Imitation Or Celebration? The Joy Of Dancing In The Streets
Pop star Pharrell's video "24 hours of Happy" is really something to marvel at. It's 24 hours long and consists of nothing more than loops of people dancing to his song "Happy."
I was immediately struck by the video's commercialism. Product placements are in your face; and the movie itself is on the soundtrack for the Hollywood movie Despicable Me 2. But none of this stops the video from achieving surprising heights of sheer loveliness.
Pharrell himself moves with personality and style; he's a most particular and captivating cat and a joy to watch. But what makes the video so exhilarating are all those regular people dancing the LA day and night away. The fact that the same tune goes on and on, repeating itself in loops for 24 hours, does nothing to take away from the simple pleasure of watching people move.
It's truly solid gold.
The exhibition of the dancing body has been a staple of YouTube for a while now. So, it isn't really surprising that it has been suggested that Pharrell and his team borrowed ideas without crediting their sources. Anne Marsen, who stars in Jacob Krupnick's satisfying and exuberant indie long-form dance video set on the streets of New York, Girl Walk // All Day, has suggested that Pharrell may have pilfered a move or two. She compiles the evidence here:
As dance scholar Freya Vass-Rhee suggests (in personal communication on Facebook), the case for copying is pretty weak. Granted, it's not a coincidence that you see the same kind of moves in both films. But this says something more about the larger place of dancing and pop music in our lives than it does about any direct influence. Both projects descend, if you like, from a shared popular imagination. Nobody stole any steps. They didn't need to. The steps were everyone's already to start with.

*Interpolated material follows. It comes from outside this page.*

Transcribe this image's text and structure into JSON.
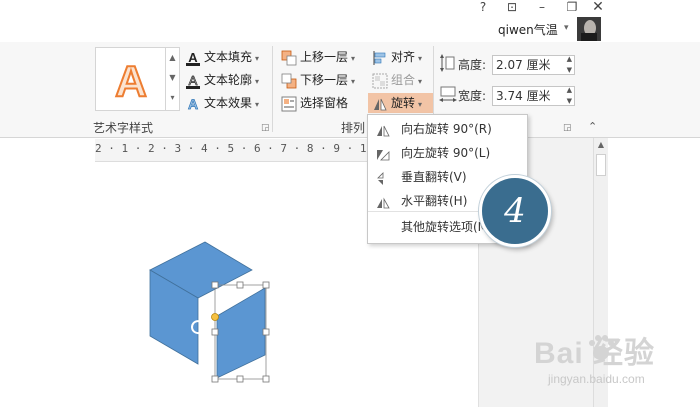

Girl Walk // All Day begins with the Girl character restrained by the requirements of her classical ballet class. As the Girl Walk // All Day soundtrack begins, she breaks free and moves, if not to her own beat, then in her own freewheeling way, to the driving beat of Girl Talk's music.
Irony No. 1 is that the striking thing about her happy dancing is how utterly and charmingly familiar and unoriginal it is. Whatever she does, she does it in the way anybody might do it. Which is not to say she isn't outstanding, even captivating. She's wonderful! But she dances the way any of us might dance, happily and warmly, in a known way, untrammeled, but conventional all the same.
And why not? It's just dancing after all! But what this does rule out is the possibility that it's even possible for her choreographic ideas to have been ripped off.
There's a actually a second irony: Girl Talk's "All Day" (the movie's soundtrack) is 100 percent sampling from the music of other recording artists. It's an eminently enjoyable splicing and reframing of songs we all already know and love. (Girl Talk, aka Gregg Michael Gillis, gives the album away free.) Just as the music isn't Girl Talk's, so the dancing isn't Anne Marsen's.
What they do own, because they made it, is the film and the extended musical mashup, respectively. But nothing in Pharrell's project encroaches on those.
I defended Beyonce's infamous theft of Anne Teresa de Keersmaeker's choreography and Thierry de Mey's filmic ideas in her video "Countdown." My reasoning: This sort of imitation is flattery and Beyonce brings it all to a totally new audience. Everybody benefits.
I don't think any of my dance friends agreed with me about this.
But nothing like that is even at stake in this case. There's no theft here. It isn't plagiarism to dance socially the way others dance. And that's what these films put on exhibition: people dancing socially.